The Oldest National Bank in the District
This week's vintage postcard depicts the extraordinary marble banking lobby of the National Metropolitan Bank at 613 15th Street NW, circa 1907, around the time the building was completed. The card boasts that the National Metropolitan is the "Oldest National Bank in the District of Columbia," having been organized in January 1814. The claim is a bit deceptive. The rival National Bank of Washington was actually five years older, having been established as the Bank of Washington in 1809. However the National Metropolitan Bank was reorganized in 1865 under the National Banking Act, and in 1907 it was the oldest national bank in DC. So there you have it.
(Author's collection.)
The Bank of the Metropolis, as it was originally called, opened for business in March 1814; its original building was the historic Rhodes Tavern at the southern end of this same block. Of course, 1814 was not an auspicious year to start a business in Washington. Only five months after the bank took up residence in Rhodes Tavern, the British arrived and methodically burned the public buildings of Washington. After they set the Treasury Department building and the White House on fire, they considered torching Rhodes Tavern as well. However a certain Sarah Sweeny, a “woman of reduced circumstances” who worked as a custodian for the bank, fended them off and saved the building. Sweeny was later awarded $100 by the bank “for her friendly agency in interceding with some British officers…to prevent the conflagration of the Banking House,” according to the Daily National Intelligencer. The bank went on to loan the government $100,000 to aid in rebuilding the public buildings of Washington destroyed by the British.
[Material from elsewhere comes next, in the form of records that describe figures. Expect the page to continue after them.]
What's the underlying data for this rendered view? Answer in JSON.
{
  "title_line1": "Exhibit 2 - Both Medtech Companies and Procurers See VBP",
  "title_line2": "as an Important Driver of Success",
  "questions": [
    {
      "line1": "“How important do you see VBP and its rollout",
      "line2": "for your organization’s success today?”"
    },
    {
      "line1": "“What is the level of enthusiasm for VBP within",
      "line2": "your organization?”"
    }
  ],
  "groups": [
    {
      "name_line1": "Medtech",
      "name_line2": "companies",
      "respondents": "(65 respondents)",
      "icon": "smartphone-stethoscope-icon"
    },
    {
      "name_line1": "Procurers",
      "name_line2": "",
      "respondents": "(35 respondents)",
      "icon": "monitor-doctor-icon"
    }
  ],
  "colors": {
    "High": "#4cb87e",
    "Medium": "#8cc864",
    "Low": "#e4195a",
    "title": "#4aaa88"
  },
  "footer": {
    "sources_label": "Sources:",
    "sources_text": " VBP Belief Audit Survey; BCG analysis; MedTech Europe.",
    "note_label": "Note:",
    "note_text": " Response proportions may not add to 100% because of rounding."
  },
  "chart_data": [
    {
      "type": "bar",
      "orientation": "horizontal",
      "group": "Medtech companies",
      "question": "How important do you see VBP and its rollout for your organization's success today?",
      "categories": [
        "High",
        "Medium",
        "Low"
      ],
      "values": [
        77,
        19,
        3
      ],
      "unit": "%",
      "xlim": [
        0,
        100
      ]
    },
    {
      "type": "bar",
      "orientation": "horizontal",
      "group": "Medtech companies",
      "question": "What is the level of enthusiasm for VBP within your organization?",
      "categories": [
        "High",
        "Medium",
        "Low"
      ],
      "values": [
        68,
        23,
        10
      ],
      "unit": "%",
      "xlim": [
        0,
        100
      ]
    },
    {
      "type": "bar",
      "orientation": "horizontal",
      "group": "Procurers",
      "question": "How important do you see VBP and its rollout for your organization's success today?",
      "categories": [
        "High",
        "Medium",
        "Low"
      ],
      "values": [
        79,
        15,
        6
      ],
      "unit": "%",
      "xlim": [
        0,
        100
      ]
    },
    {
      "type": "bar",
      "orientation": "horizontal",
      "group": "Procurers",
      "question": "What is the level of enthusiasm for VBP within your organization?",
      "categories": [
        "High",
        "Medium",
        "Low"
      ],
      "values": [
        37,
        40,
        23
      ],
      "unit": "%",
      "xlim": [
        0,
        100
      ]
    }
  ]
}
An 1859 check from the Bank of the Metropolis (author's collection).
The 1907 National Metropolitan Bank building, circa 1910 (author's collection).
In 1836 the bank moved half way up the block to its final location at 613 15th Street NW, occupying another Federal style building not unlike Rhodes Tavern. That same year President Andrew Jackson made the bank the depository for federal funds after he refused to extend the charter of the Bank of the United States. The bank flourished here for many decades and through the ups and downs of prosperity and financial crises, being renamed and reorganized in 1865. Finally in 1907 its old building was torn down and replaced with an elegant and imposing Beaux Arts structure. The new building was designed by Washington architect B. Stanley Simmons (1871-1931). The Washington Times called it a "masterpiece of architectural art" when it was completed. The newspaper marveled at the grand banking lobby, two stories tall, finished "in bronze and marble with fine mahogany fittings," and crowned by a "magnificent domed skylight."
Check from the National Metropolitan Bank (author's collection).
Up the street at H Street NW, the new Union Trust Company building also went up in 1907 as did the Hibbs Building in the middle of that block. It all led the Times to christen 15th Street the "Wall Street of Washington." A financial panic that same year would eventually cool a little of the enthusiasm.
The facade of the National Metropolitan Bank (photo by the author).
The National Metropolitan Bank remained in business until 1958, when it merged with the American Security & Trust Company. Unfortunately, several years earlier the bank had undertaken a drastic remodeling and modernization of the grand banking lobby, destroying most of its ornate decor. Twenty years later the building was added to the National Register of Historic Places. The nomination form, completed by Don't Tear It Down (predecessor of the D.C. Preservation League) notes that the lobby had been altered and that "no documentary evidence remains to illustrate the original appearance of the interior, and the exact nature of the alterations is unknown." Too bad they didn't have this postcard to refer to!
I've previously told the story of how the Rhodes Tavern was lost and only the facades saved of the National Metropolitan Bank and the adjoining Keith-Albee Building, so I will not retell it here. Suffice it say that the grand facade of the bank survives, and its noble, neoclassical entrance now leads anticlimactically into the lobby of the Metropolitan Square office building.